Ils sont, en effet, enclos dans des cercles de pierres. Mais il en est de très beaux et de très grands dont les bonnes odeurs peuvent monter au ciel en toute liberté! Avez-vous jamais regardé, du haut de quelque plateforme de la tour Eiffel, non pas l'horizon des environs de Paris--où tant de petits lacs, de petits étangs, de petits cours d'eau, apparaissent--mais l'intérieur même de Paris, la masse grise des maisons, l'espèce de plan en relief qu'on a de là-haut sous les yeux, sous les pieds? C'est étonnant, alors, comme on aperçoit parmi ces tas de pierres des touffes fréquentes de verdure. Il y a des arbres un peu partout, des jardins ou des jardinets en nombre considérable.
--Que de jardins! Oh! que de jardins! Je ne l'aurais jamais cru!
C'est l'exclamation que j'ai plus d'une fois entendu pousser par des visiteurs et surtout, car d'instinct les femmes aiment les fleurs, par des visiteuses.
Donc, s'il y a tant de jardins à Paris, pourquoi la mode anglaise des garden-parties ne s'acclimaterait-elle point parmi nous? Le peintre Ziem, qui adore Venise, va faire un tableau représentant la réception de lady Lytton dans les jardins de l'ambassade d'Angleterre, ce qui prouve qu'il y a, pour les peintres coloristes, de la couleur à Paris autant qu'à Venise.

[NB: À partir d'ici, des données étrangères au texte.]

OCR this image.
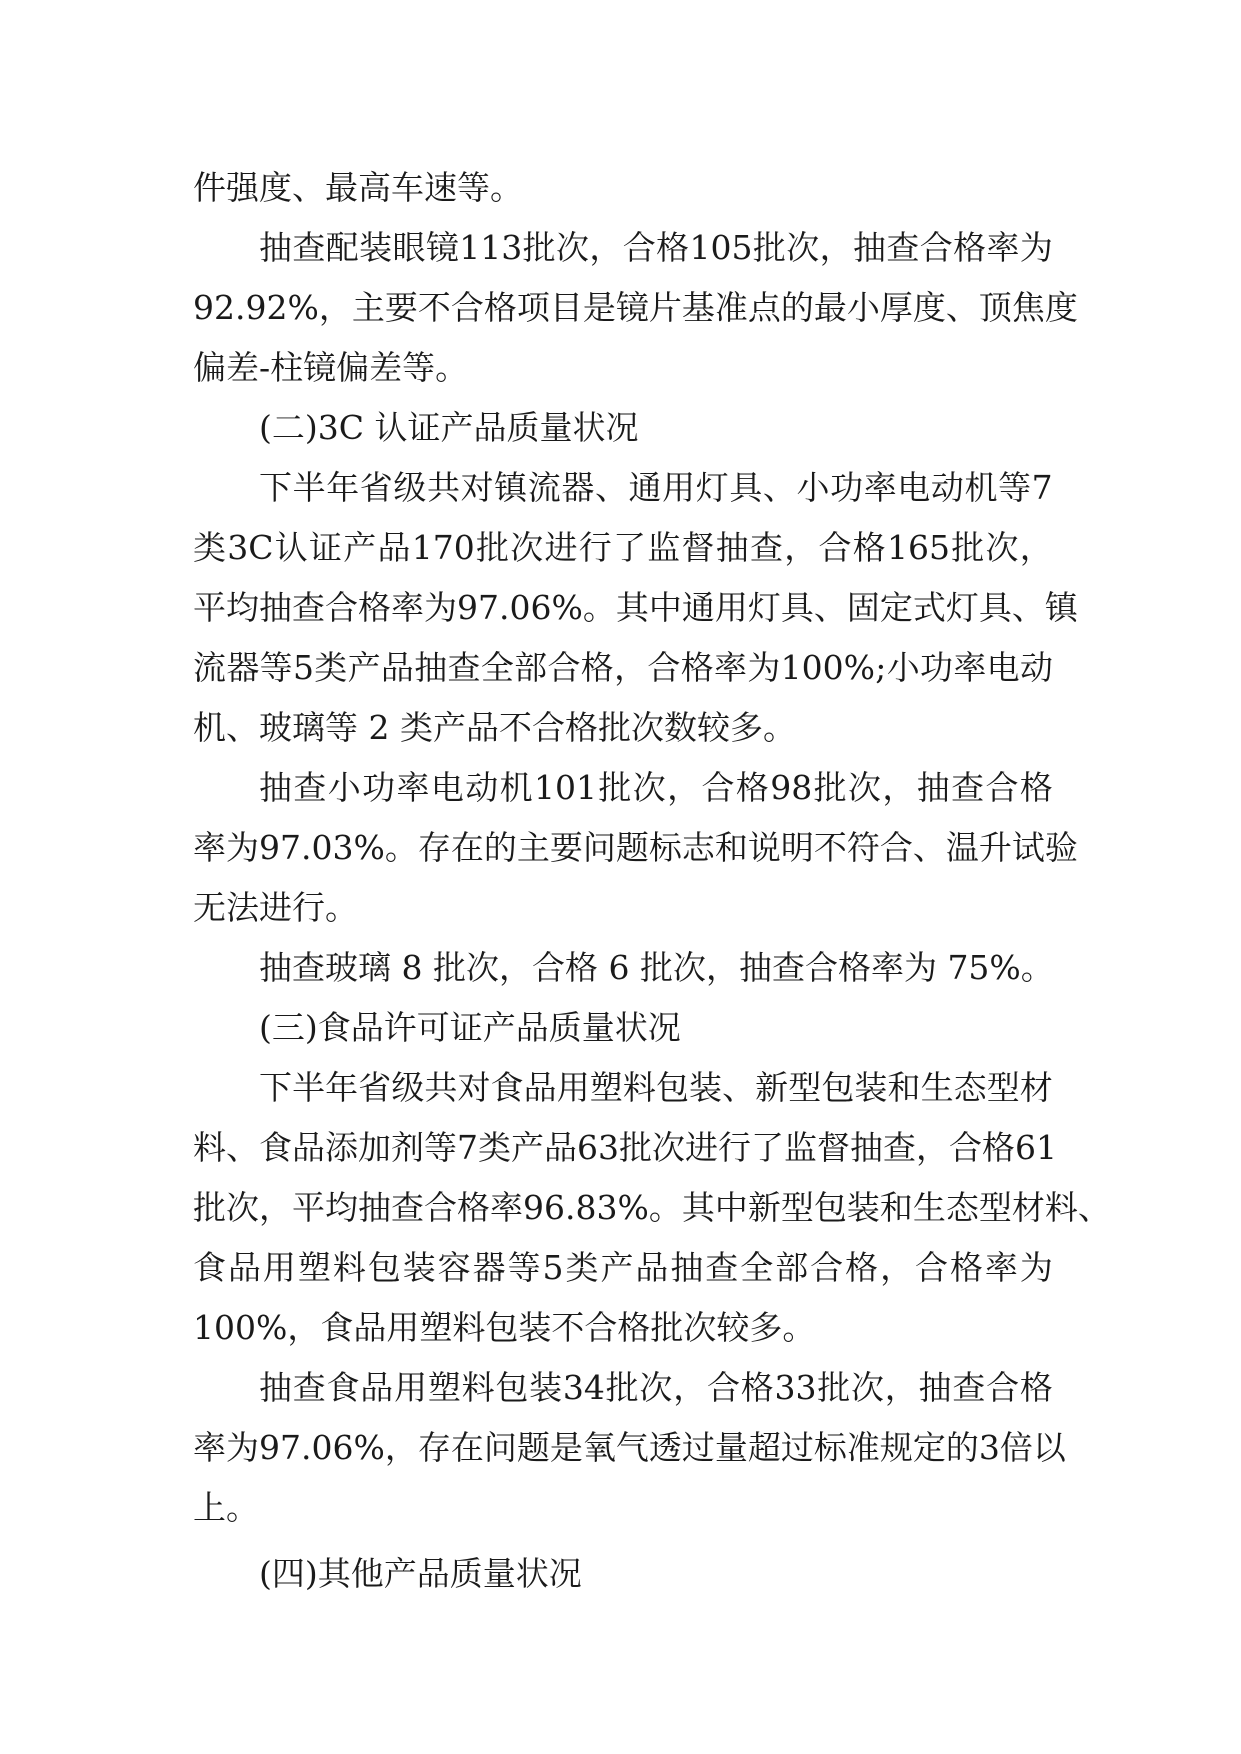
件强度、最高车速等。
抽 查 配 装 眼 镜 113 批 次 ， 合 格 105 批 次 ， 抽 查 合 格 率 为
92.92% ， 主 要 不 合 格 项 目 是 镜 片 基 准 点 的 最 小 厚 度 、 顶 焦 度
偏差-柱镜偏差等。
(二)3C 认证产品质量状况
下 半 年 省 级 共 对 镇 流 器 、 通 用 灯 具 、 小 功 率 电 动 机 等 7
类 3C 认 证 产 品 170 批 次 进 行 了 监 督 抽 查 ， 合 格 165 批 次 ，
平 均 抽 查 合 格 率 为 97.06% 。 其 中 通 用 灯 具 、 固 定 式 灯 具 、 镇
流 器 等 5 类 产 品 抽 查 全 部 合 格 ， 合 格 率 为 100% ; 小 功 率 电 动
机、玻璃等 2 类产品不合格批次数较多。
抽 查 小 功 率 电 动 机 101 批 次 ， 合 格 98 批 次 ， 抽 查 合 格
率 为 97.03% 。 存 在 的 主 要 问 题 标 志 和 说 明 不 符 合 、 温 升 试 验
无法进行。
抽查玻璃 8 批次，合格 6 批次，抽查合格率为 75%。
(三)食品许可证产品质量状况
下 半 年 省 级 共 对 食 品 用 塑 料 包 装 、 新 型 包 装 和 生 态 型 材
料 、 食 品 添 加 剂 等 7 类 产 品 63 批 次 进 行 了 监 督 抽 查 ， 合 格 61
批 次 ， 平 均 抽 查 合 格 率 96.83% 。 其 中 新 型 包 装 和 生 态 型 材 料 、
食 品 用 塑 料 包 装 容 器 等 5 类 产 品 抽 查 全 部 合 格 ， 合 格 率 为
100%，食品用塑料包装不合格批次较多。
抽 查 食 品 用 塑 料 包 装 34 批 次 ， 合 格 33 批 次 ， 抽 查 合 格
率 为 97.06% ， 存 在 问 题 是 氧 气 透 过 量 超 过 标 准 规 定 的 3 倍 以
上。
(四)其他产品质量状况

Ziem pourrait peindre encore la matinée dansante que donne Mme Carnot au palais de l'Elysée, le dimanche 28 juin, et les beaux arbres du vieux jardin valent ceux de l'hôtel voisin. C'est exquis, un garden-party à l'Elysée, surtout par un beau temps, quand le soleil, ce grand invité, consent à être de la fête. Il transfigure tout, il illumine tout. Il donne de l'accent et de la lumière à la musique elle-même.
Où en sommes-nous que, vers la fin juin, nous doutions de la présence du soleil? En vérité, je commence à croire qu'il n'ont pas tout à fait tort, les vieux parents qui nous disent:
--De mon temps, le printemps était plus sûr et l'été était plus beau!
L'almanach nous répondra que nous entrons à peine dans l'été. Nous y entrons, c'est bien certain, par la petite porte. Je crois que les théâtres qui ont fermé leur portes ont été bien pressés et que les cafés-concerts en plein air qui ont ouvert leurs barrières ont été fort imprudents. Yvette Guilbert suffirait cependant, à elle seule, à attirer tout Paris, le Paris d'été, aux Champs-Elysées, comme la Fête des Fleurs l'a attiré, dimanche, boulevard d'Argenson à Neuilly.
Mais le Rêve de M. Bruneau que l'on fête en un banquet, mais la pièce nouvelle de M. Ferrier que l'on répète au Théâtre-Français, mais Miss Helyett qui continue à amener la foule, pourraient bénéficier de ce que la saison a de douteux. Les fêtes champêtres et les inaugurations de statues--plaisirs d'été--n'en continuent pas moins, tous les dimanches, quelque temps qu'il fasse.